If the individual steps can be tested individually (ignoring a case of you doing something stupid), it's not actually and end-to-end process, so your example would make no sense. Granted, we have already questioned if it is a bad example.

>Kent Beck, who invented the term unit test, was quite clear that a unit test is a test that exists independent of other tests

I vaguely remember him also complaining that there were too many conflicting definitions of unit tests.

Maybe that can be solved with another definition?

https://xkcd.com/927/

or maybe not.

I dont know many people who would describe a test that uses playwright and hits a database as a unit test just because it is self contained. If Kent Beck does then he has a highly personalized definition of the term that conflicts with its common usage.

The most common usage is, I think, an xUnit style test which interacts with an app's code API and mocks out, at a minimum, interactions with systems external to the app under test (e.g. database, API calls).

He may have coined the term but that does not mean he owns it. If I were him Id pick a different name for his idiosyncratic meaning than unit test - one that isnt overburdened with too much baggage already.

> He may have coined the term but that does not mean he owns it.

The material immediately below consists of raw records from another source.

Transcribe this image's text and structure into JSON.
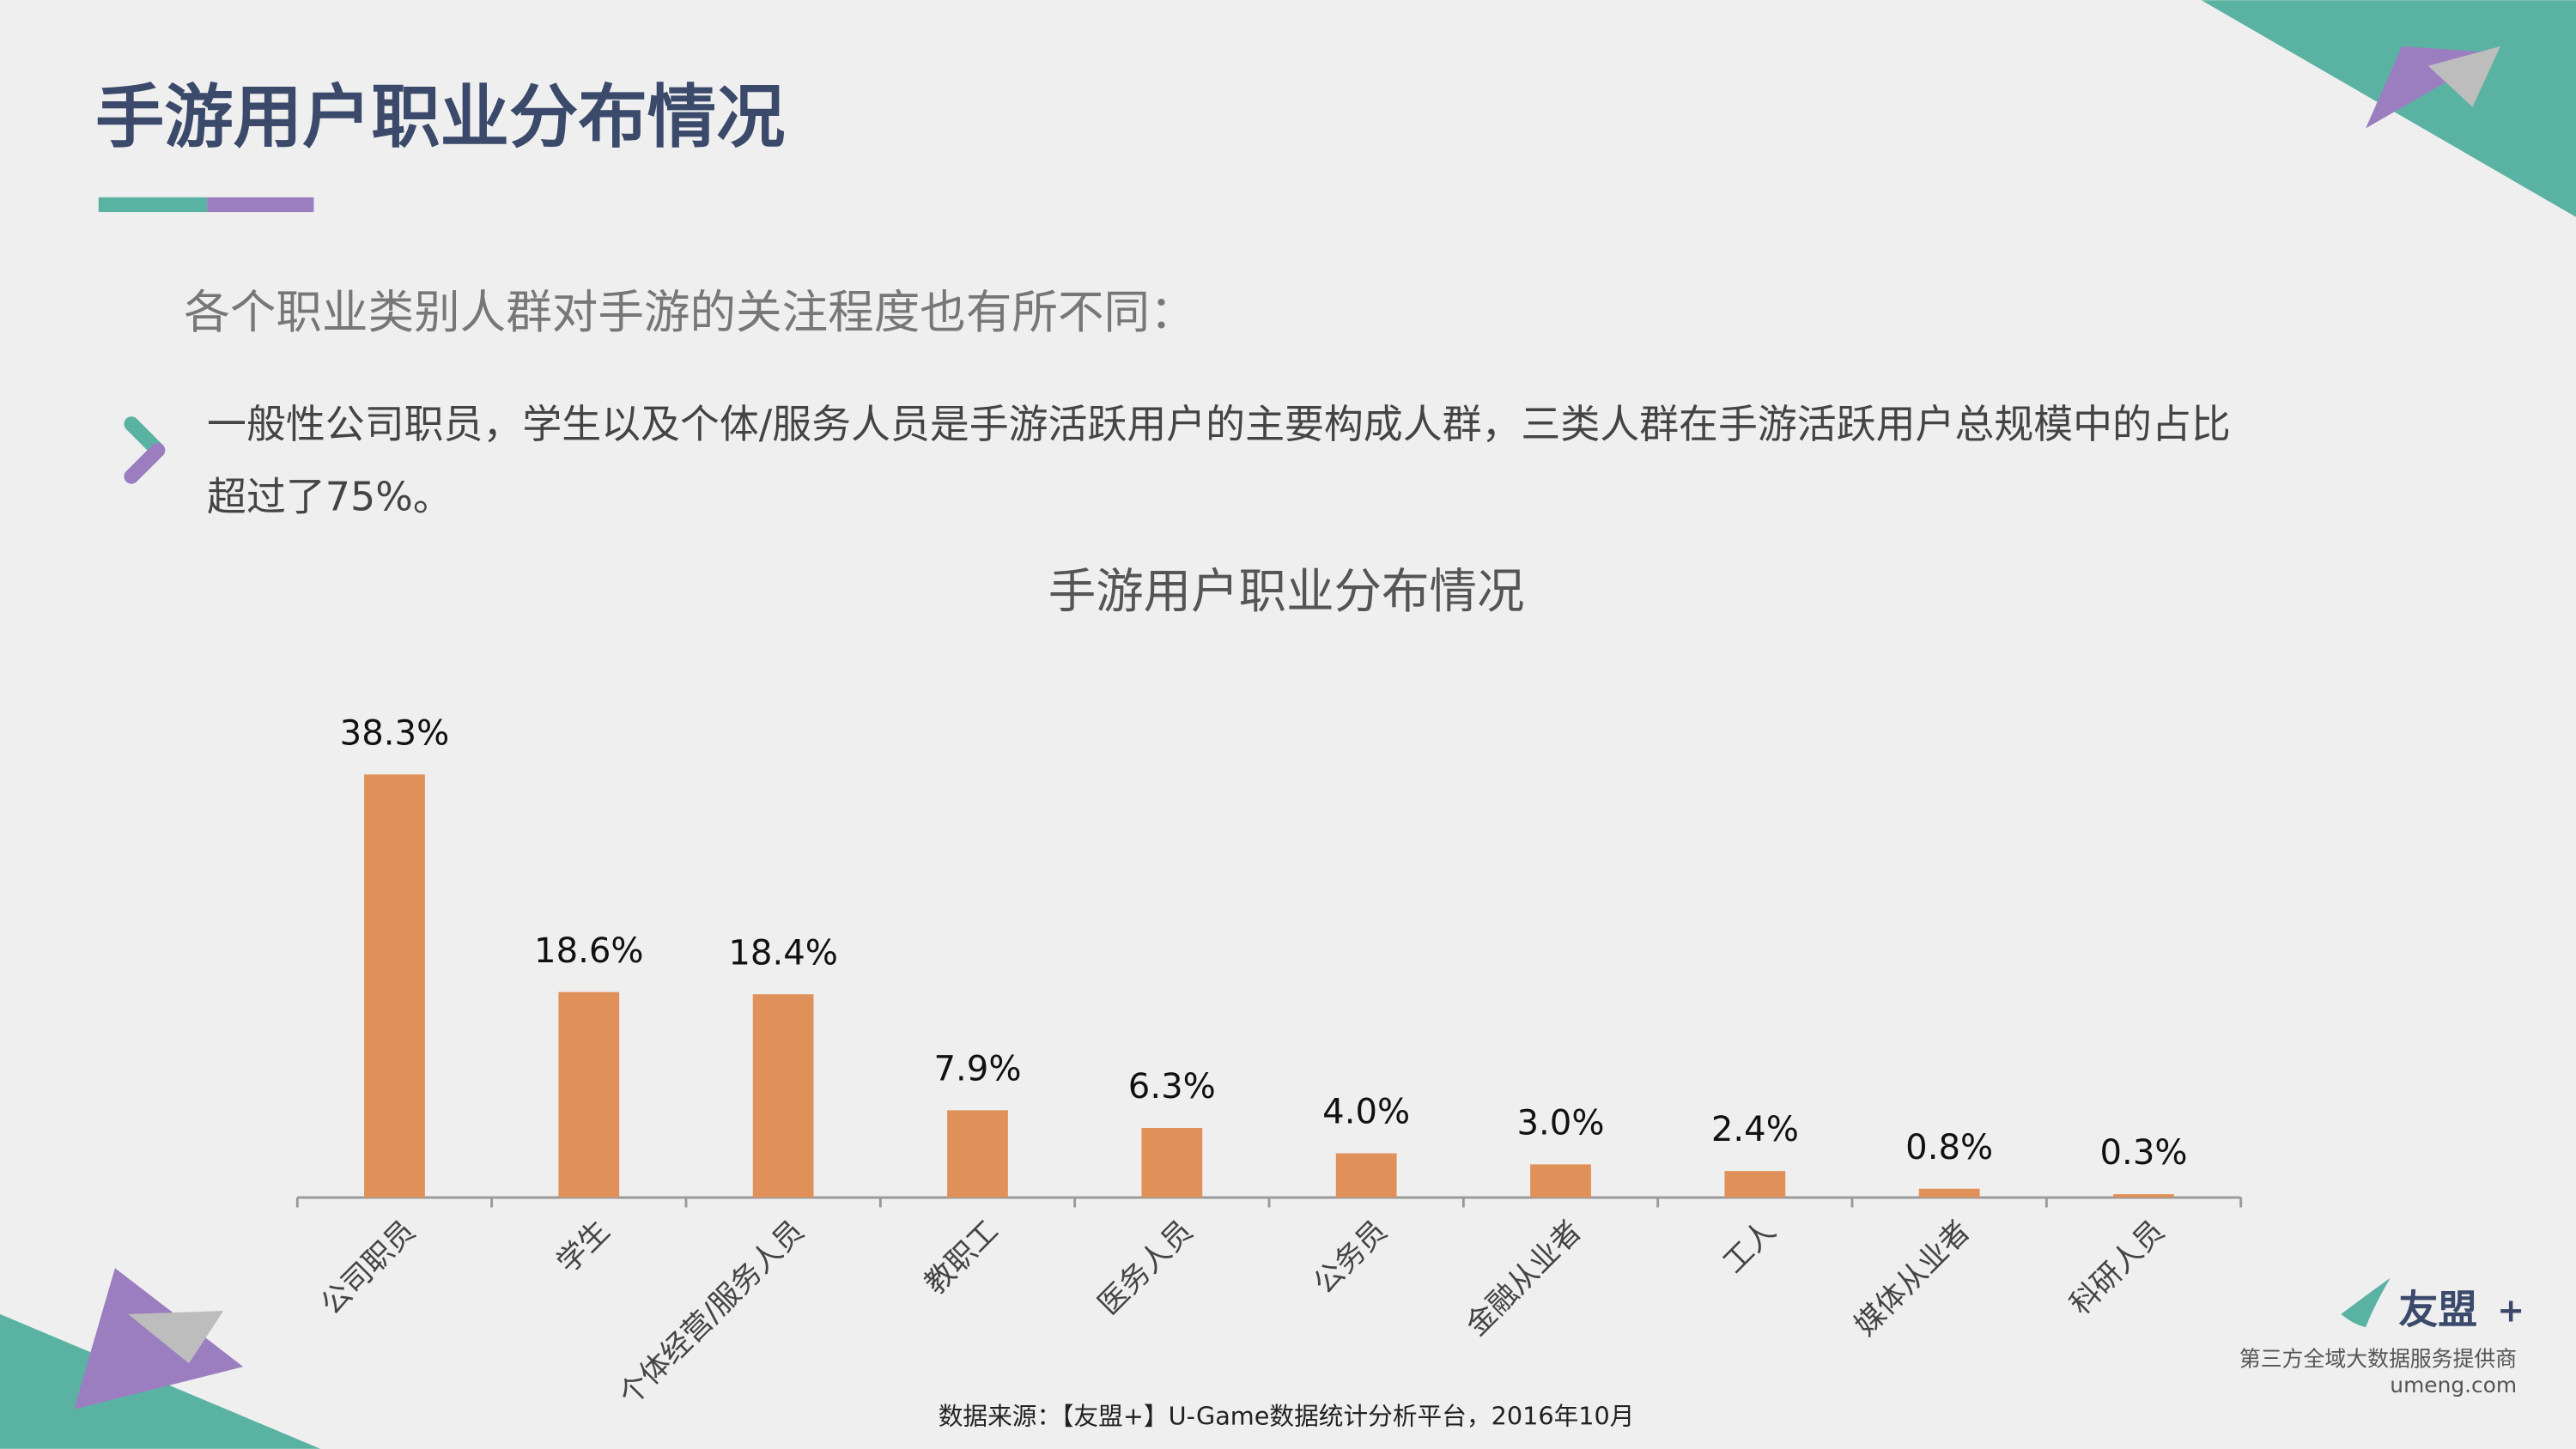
{
  "header": {
    "title": "手游用户职业分布情况"
  },
  "subtitle": "各个职业类别人群对手游的关注程度也有所不同：",
  "bullet": {
    "lines": [
      "一般性公司职员，学生以及个体/服务人员是手游活跃用户的主要构成人群，三类人群在手游活跃用户总规模中的占比",
      "超过了75%。"
    ]
  },
  "chart_data": {
    "type": "bar",
    "title": "手游用户职业分布情况",
    "categories": [
      "公司职员",
      "学生",
      "个体经营/服务人员",
      "教职工",
      "医务人员",
      "公务员",
      "金融从业者",
      "工人",
      "媒体从业者",
      "科研人员"
    ],
    "values": [
      38.3,
      18.6,
      18.4,
      7.9,
      6.3,
      4.0,
      3.0,
      2.4,
      0.8,
      0.3
    ],
    "value_labels": [
      "38.3%",
      "18.6%",
      "18.4%",
      "7.9%",
      "6.3%",
      "4.0%",
      "3.0%",
      "2.4%",
      "0.8%",
      "0.3%"
    ],
    "color": "#e0915a",
    "ylim": [
      0,
      40
    ]
  },
  "source": "数据来源：【友盟+】U-Game数据统计分析平台，2016年10月",
  "logo": {
    "name": "友盟",
    "plus": "+",
    "tagline": "第三方全域大数据服务提供商",
    "url": "umeng.com"
  }
}
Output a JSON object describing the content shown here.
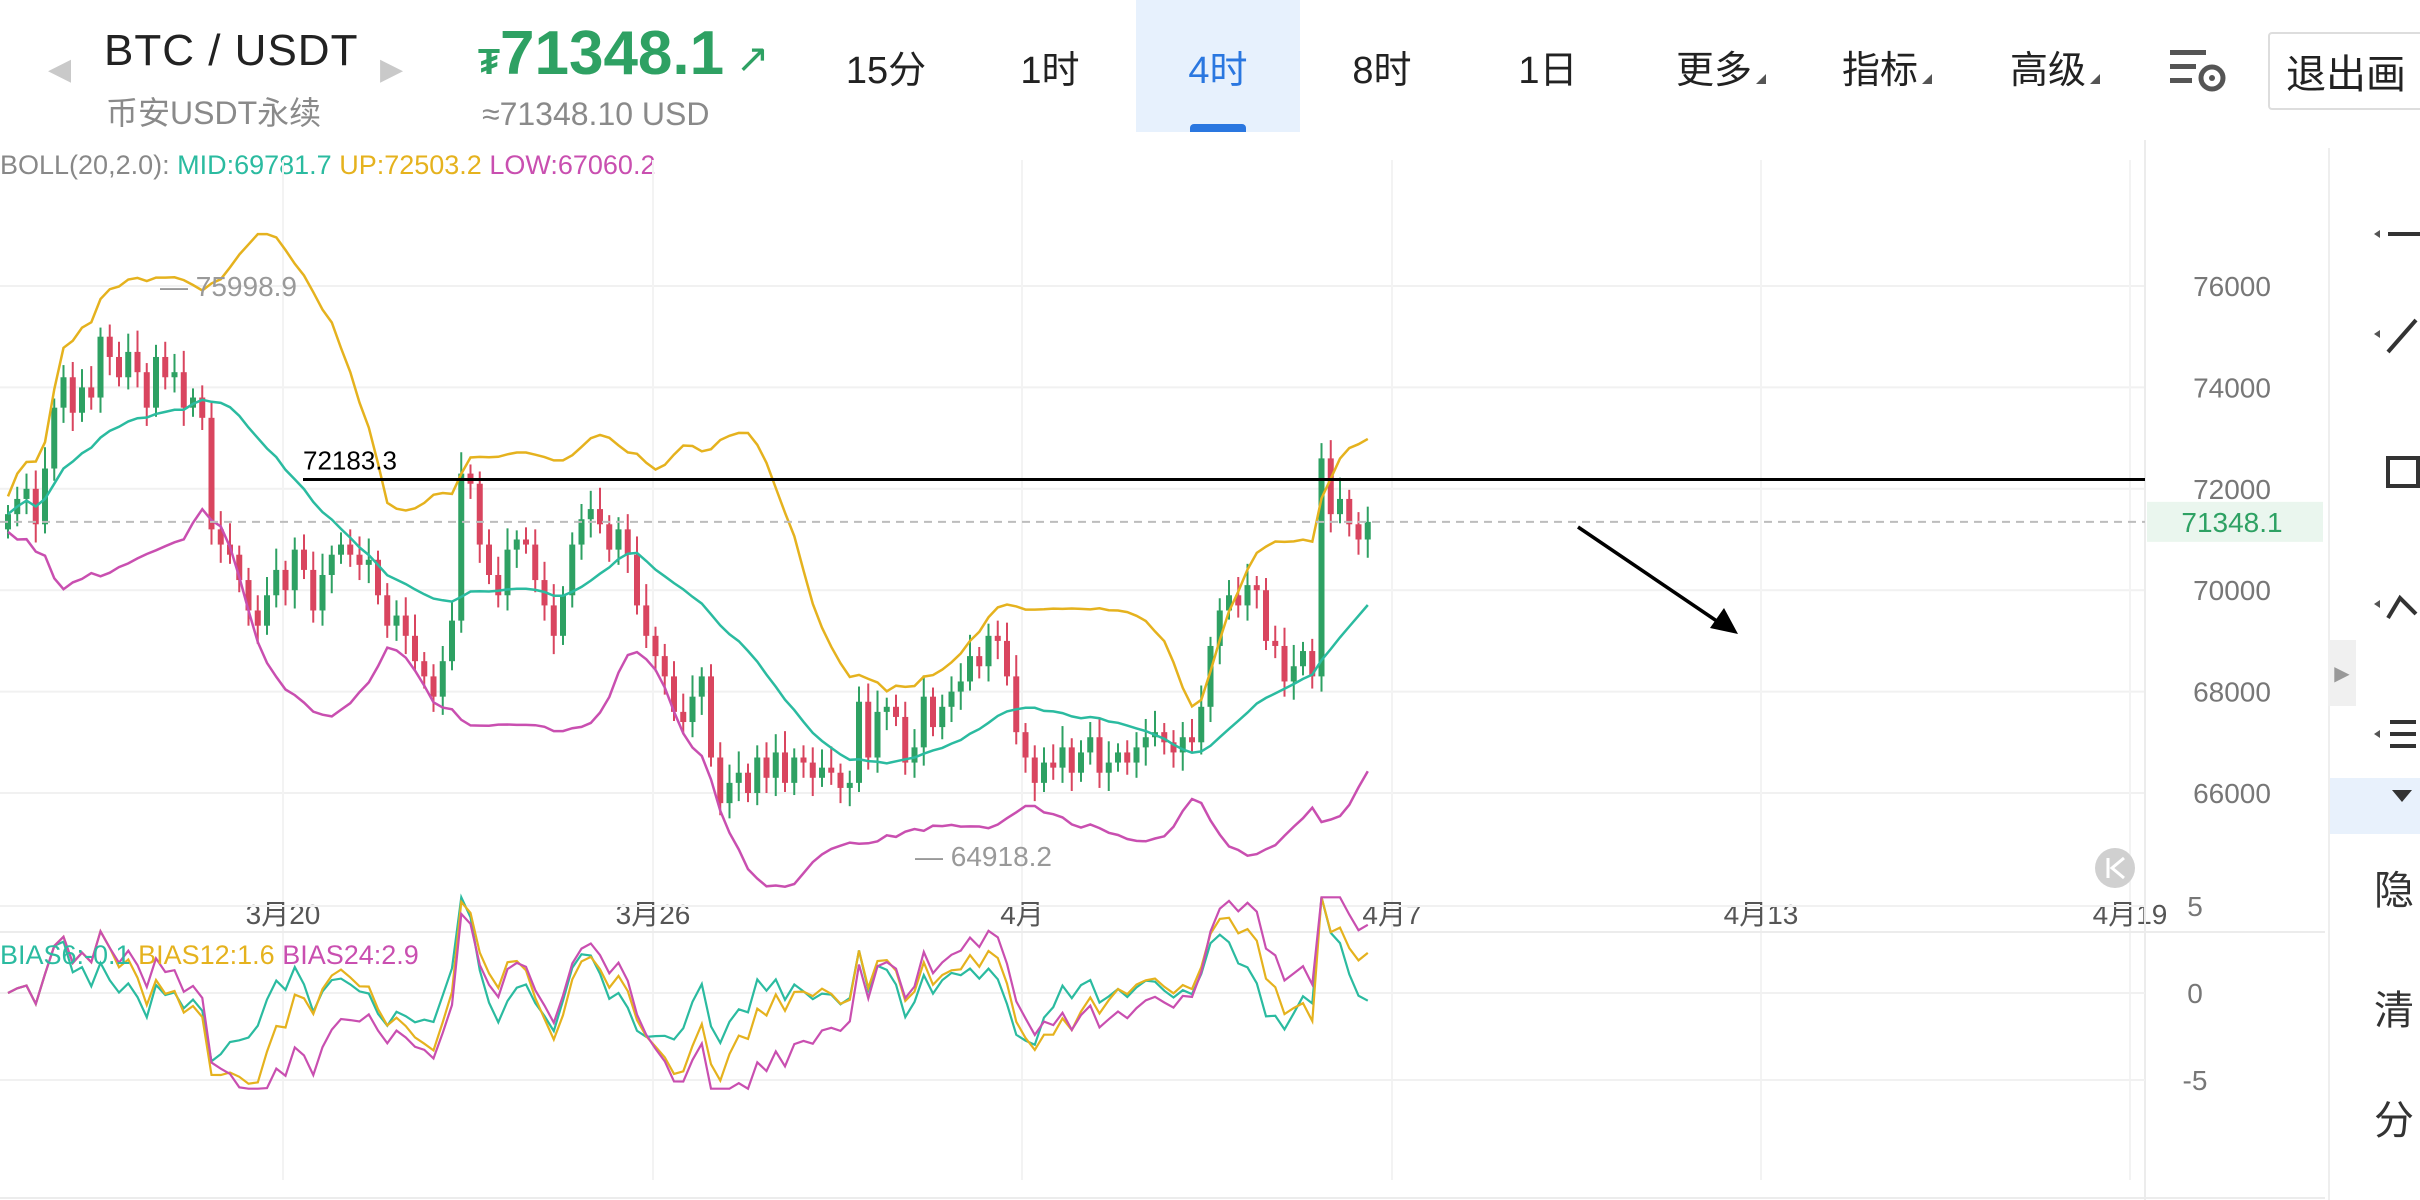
{
  "header": {
    "symbol": "BTC / USDT",
    "subname": "币安USDT永续",
    "price": "71348.1",
    "price_prefix": "₮",
    "usd_price": "≈71348.10 USD",
    "colors": {
      "up": "#2ea163",
      "down": "#d9455f",
      "accent": "#2a77e0"
    }
  },
  "timeframes": [
    {
      "label": "15分",
      "active": false
    },
    {
      "label": "1时",
      "active": false
    },
    {
      "label": "4时",
      "active": true
    },
    {
      "label": "8时",
      "active": false
    },
    {
      "label": "1日",
      "active": false
    }
  ],
  "menus": [
    "更多",
    "指标",
    "高级"
  ],
  "exit_label": "退出画",
  "boll": {
    "label": "BOLL(20,2.0):",
    "mid": "MID:69781.7",
    "up": "UP:72503.2",
    "low": "LOW:67060.2"
  },
  "bias": {
    "b6": "BIAS6:-0.1",
    "b12": "BIAS12:1.6",
    "b24": "BIAS24:2.9"
  },
  "right_panel": {
    "items": [
      "隐",
      "清",
      "分"
    ]
  },
  "chart_data": {
    "type": "candlestick",
    "price_axis": {
      "ticks": [
        "76000",
        "74000",
        "72000",
        "70000",
        "68000",
        "66000"
      ],
      "range": [
        63900,
        77300
      ]
    },
    "current_price": "71348.1",
    "horizontal_line": {
      "label": "72183.3",
      "value": 72183.3
    },
    "high_label": "75998.9",
    "low_label": "64918.2",
    "x_axis": {
      "ticks": [
        "3月20",
        "3月26",
        "4月",
        "4月7",
        "4月13",
        "4月19"
      ]
    },
    "bias_axis": {
      "ticks": [
        "5",
        "0",
        "-5"
      ]
    },
    "closes": [
      71500,
      71800,
      72000,
      71300,
      72400,
      73600,
      74200,
      73500,
      74000,
      73800,
      75000,
      74600,
      74200,
      74700,
      74300,
      73600,
      74600,
      74200,
      74300,
      73600,
      73800,
      73400,
      71200,
      70900,
      70700,
      70200,
      69600,
      69300,
      69900,
      70400,
      70000,
      70800,
      70400,
      69600,
      70300,
      70700,
      70900,
      70700,
      70500,
      70600,
      69900,
      69300,
      69500,
      69100,
      68600,
      68300,
      67900,
      68600,
      69400,
      72300,
      72100,
      70900,
      70300,
      69900,
      70800,
      71000,
      70900,
      70200,
      69700,
      69100,
      69900,
      70900,
      71400,
      71600,
      71300,
      70800,
      71200,
      70700,
      69700,
      69100,
      68700,
      68300,
      67600,
      67400,
      67900,
      68300,
      66700,
      65800,
      66200,
      66400,
      66000,
      66700,
      66300,
      66800,
      66200,
      66700,
      66600,
      66300,
      66500,
      66400,
      66100,
      66200,
      67800,
      66700,
      67600,
      67700,
      67500,
      66600,
      66900,
      67900,
      67300,
      67700,
      68000,
      68200,
      68700,
      68500,
      69100,
      69000,
      68300,
      67200,
      66700,
      66200,
      66600,
      66500,
      66900,
      66400,
      66800,
      67100,
      66400,
      66600,
      66800,
      66600,
      66900,
      67100,
      67200,
      67000,
      66800,
      67100,
      67000,
      67700,
      68900,
      69600,
      69900,
      69700,
      70100,
      70000,
      69000,
      68900,
      68200,
      68500,
      68800,
      68300,
      72600,
      71500,
      71800,
      71300,
      71000,
      71348
    ]
  }
}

Certainly not, but there is no redefinition that is anything more than gobbledygook. Look at the very definition you gave: That's not a unique or different way to write tests. It's not even a testing pattern in concept. That's just programming in general. It is not, for example, unusual for you to use an alternative database implementation (e.g. an in-memory database) during development where it is a suitable technical solution to a technical problem, even outside of an automated test environment. To frame it as some special unique kind of test is nonsensical.

If we can find a useful definition, by all means, but otherwise what's the point? There is no reason to desperately try to save it with meaningless words just because it is catchy.

The definition I gave is the one people use. Hate or love it youre not going to change it to encompass end to end tests and neither will Kent Beck. It's too embedded.
> youre not going to change it

I might. I once called attention to the once prevailing definition of "microservices" also not saying anything. At the time I was treated like I had two heads, but sure enough now I see a sizeable portion (not all, yet...) of developers using the updated definition I suggested that actually communicates something. Word gets around.

Granted, in that case there was a better definition for people to latch onto. In this case, I see no use for the term 'unit test' at all. Practically speaking, all tests people write today are unit tests. 'Unit' adds no additional information that isn't already implied in 'test' alone and I cannot find anything within the realm of testing that needs additional differentiation not already captured by another term.

If nothing changes, so what? I couldn't care less about what someone else thinks. Calling attention to people parroting terms that are meaningless is entirely for my own amusement, not some bizarre effort to try and change someone else. That would be plain weird.